Generally, the RIAA and similar have a company that trolls for music to download. (There’s some controversy about this too, because in some jurisdictions to collect evidence for a lawsuit etc. you need to be a liensed private investigator, which this company was not.) They download stuff, collect the names of the files and IP addresses, and pass it on to the RIAA (or for movies, the MPAA).
In recent cases, some law firms have taken it upon themselves to chase down copyright holders and offer to sue on their behalf. One law firm in DC, IIRC, has sued thousands of John Does all over the country with one court case.
So almost never do they sue for downloads - just for uploads. Of course, for items like movies, where you use bit torrent, you are sharing for others to upload while you download. Even programs like Limewire will put your downloads into your share folder, so you may be sharing anyway; some of the programs indexed your entire drive to share all mp3’s unless you changed the settings. So you may be sharing unintentionally. That does not matter.
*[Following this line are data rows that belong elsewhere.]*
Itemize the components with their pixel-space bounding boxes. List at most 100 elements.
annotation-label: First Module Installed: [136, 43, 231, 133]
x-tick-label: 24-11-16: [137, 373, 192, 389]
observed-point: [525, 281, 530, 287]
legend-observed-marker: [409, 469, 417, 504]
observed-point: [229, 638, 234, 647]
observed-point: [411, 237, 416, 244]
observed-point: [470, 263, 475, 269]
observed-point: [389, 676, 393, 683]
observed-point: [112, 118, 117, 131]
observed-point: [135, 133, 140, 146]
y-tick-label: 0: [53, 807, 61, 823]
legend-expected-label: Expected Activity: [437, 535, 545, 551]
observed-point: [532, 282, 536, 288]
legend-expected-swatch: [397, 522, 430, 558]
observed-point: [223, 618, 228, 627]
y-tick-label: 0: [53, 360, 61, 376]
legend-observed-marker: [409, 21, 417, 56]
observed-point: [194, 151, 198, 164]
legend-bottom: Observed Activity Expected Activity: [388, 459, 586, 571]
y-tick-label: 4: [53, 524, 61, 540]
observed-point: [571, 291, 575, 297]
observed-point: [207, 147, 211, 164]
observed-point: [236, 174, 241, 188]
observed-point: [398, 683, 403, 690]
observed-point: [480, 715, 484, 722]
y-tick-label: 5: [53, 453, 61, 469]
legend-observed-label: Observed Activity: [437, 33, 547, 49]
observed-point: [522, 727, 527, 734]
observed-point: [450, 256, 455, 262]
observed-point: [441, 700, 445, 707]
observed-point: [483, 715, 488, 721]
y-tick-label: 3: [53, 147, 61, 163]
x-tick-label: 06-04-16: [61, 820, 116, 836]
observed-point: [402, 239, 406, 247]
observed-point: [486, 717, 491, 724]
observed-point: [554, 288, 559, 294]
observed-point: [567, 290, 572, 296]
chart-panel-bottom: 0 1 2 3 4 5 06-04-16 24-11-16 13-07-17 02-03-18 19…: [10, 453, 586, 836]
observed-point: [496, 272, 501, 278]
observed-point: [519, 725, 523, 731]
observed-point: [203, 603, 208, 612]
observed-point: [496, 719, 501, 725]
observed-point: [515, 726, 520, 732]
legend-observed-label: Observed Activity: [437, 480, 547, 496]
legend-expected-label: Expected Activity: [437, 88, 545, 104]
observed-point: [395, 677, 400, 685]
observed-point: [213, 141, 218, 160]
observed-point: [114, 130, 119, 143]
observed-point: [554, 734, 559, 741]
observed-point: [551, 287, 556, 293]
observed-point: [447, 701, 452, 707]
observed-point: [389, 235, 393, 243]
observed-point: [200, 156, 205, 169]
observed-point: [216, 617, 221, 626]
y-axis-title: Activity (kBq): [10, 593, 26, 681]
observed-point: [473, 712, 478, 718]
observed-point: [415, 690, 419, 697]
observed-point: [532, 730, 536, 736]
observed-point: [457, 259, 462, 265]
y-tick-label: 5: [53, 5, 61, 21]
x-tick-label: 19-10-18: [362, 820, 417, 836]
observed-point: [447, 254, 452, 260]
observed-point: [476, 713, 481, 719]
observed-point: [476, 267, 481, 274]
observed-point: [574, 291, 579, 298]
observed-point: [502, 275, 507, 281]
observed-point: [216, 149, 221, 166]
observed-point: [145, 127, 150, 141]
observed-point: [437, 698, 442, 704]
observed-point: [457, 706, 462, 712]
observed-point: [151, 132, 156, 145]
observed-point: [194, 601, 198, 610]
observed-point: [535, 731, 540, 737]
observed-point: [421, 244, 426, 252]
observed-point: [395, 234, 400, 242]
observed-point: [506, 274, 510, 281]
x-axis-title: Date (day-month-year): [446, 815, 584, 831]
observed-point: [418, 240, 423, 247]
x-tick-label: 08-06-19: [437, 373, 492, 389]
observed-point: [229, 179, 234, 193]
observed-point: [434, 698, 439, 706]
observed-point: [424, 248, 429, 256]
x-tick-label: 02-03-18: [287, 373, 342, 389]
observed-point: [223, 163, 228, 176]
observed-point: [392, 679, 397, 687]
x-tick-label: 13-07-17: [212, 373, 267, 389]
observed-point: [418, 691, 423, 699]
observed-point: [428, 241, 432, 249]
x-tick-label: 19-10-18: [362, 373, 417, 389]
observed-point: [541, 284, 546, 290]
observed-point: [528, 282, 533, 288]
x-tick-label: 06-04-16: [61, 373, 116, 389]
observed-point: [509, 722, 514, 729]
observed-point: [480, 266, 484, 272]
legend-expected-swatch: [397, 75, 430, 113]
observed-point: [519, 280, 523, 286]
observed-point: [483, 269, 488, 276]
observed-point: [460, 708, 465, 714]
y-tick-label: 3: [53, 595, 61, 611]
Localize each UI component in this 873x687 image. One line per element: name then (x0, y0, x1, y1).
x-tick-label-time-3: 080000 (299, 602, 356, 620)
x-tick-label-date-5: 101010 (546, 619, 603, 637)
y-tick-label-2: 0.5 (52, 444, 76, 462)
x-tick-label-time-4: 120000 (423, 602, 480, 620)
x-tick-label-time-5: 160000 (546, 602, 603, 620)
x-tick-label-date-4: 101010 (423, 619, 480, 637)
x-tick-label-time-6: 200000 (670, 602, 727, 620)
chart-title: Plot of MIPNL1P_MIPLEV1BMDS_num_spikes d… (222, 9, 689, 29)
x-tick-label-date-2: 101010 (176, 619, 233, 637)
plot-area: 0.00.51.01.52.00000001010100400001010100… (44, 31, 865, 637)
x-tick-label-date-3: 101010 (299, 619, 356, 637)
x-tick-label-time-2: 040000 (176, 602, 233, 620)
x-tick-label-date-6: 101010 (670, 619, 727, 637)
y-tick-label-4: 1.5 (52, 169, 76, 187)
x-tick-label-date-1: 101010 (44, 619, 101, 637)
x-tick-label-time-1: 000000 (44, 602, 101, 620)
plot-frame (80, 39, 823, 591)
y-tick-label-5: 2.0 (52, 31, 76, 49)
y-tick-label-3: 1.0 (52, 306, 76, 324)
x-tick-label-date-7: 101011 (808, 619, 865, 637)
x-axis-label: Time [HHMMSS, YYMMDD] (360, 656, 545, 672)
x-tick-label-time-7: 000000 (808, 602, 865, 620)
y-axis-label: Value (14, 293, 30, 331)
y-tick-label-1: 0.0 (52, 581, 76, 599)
The RIAA etc. operate an extortion racket where they ask the ISP for who owns that IP record. Often, this is reliable information, so it’s not very often they sue a dead person, or a grandmother for downloading rap music. They offer a deal - pay us now, or go to court. As mentioned above, $3000 is a lot of money, but the current laws have been bought and paid for by RIAA/MPAA lobbyists and the penalties can add up to hundreds of thousands of dollars, plus tens of thousands for a lawyer (whether you win or not).
SOme ISP’s fight back and demand a subpoena to release your name. No problem, they file a “John Doe” suit - as mentioned above, they file one case ($350 for one filing fee) for thousands of Does together. A tame judge will sign the subpoena and they ask the ISP for your name, then drop the one Doe suit and refile against just you, and a couple hundred others whose names they got. If they had to file individually for every Doe at $350 then the extortion might not pay; but in blatant violation of civil procedure, most judges have not called them on this.
Once you are named, if you do not show up in court they get a summary judgement - you must pay, without the effort of them actually prsenting much of a case. If you fight back (Google “Jammie Thomas”) then they can do discovery, and this is when they can ask to see examine your hard drive etc. This is discovery for a civil suit, not the FBI breaking into your house and grabbing things. Ms. Thomas was blatantly guilty, but lied, wiped her hard drive, etc. They have date stamps, they can tell if the music was downloaded or ripped, and if it is different from what they downloaded. Keep in mind the “Oscar Wilde principle” - if you are guilty, it’s pretty stupid to demand to go to court. The only thing holding back Ms. Thomas now is that the judge has felt that hundreds of thousants in fines is inappropriate, despite what the law says.
Keep in mind this is a civil lawsuit, not a criminal trial. (Although they have recently bought an paid for the congresscritters to make such action criminal, thereby empowering the FBI to do their investigations for them for free.) In a civil trial, it’s whoever has the preponderance of evidence. They don’t have to prove beyond reasonable doubt you did it. They just have to prove you did so better than you can prove you didn’t. In civil suits, judges have seen ever weasel story - the “but I didn’t” convoluted excuses you pulled on your parents or teacher won’t work on the judge.
Child porn is a different matter - anything sexual and under 18 is a criminal offense (and if you are not sure it qualifies, do you want a public trial to find out for sure?) with severe consequences, inculding registering as a sex offender for the rest of your life.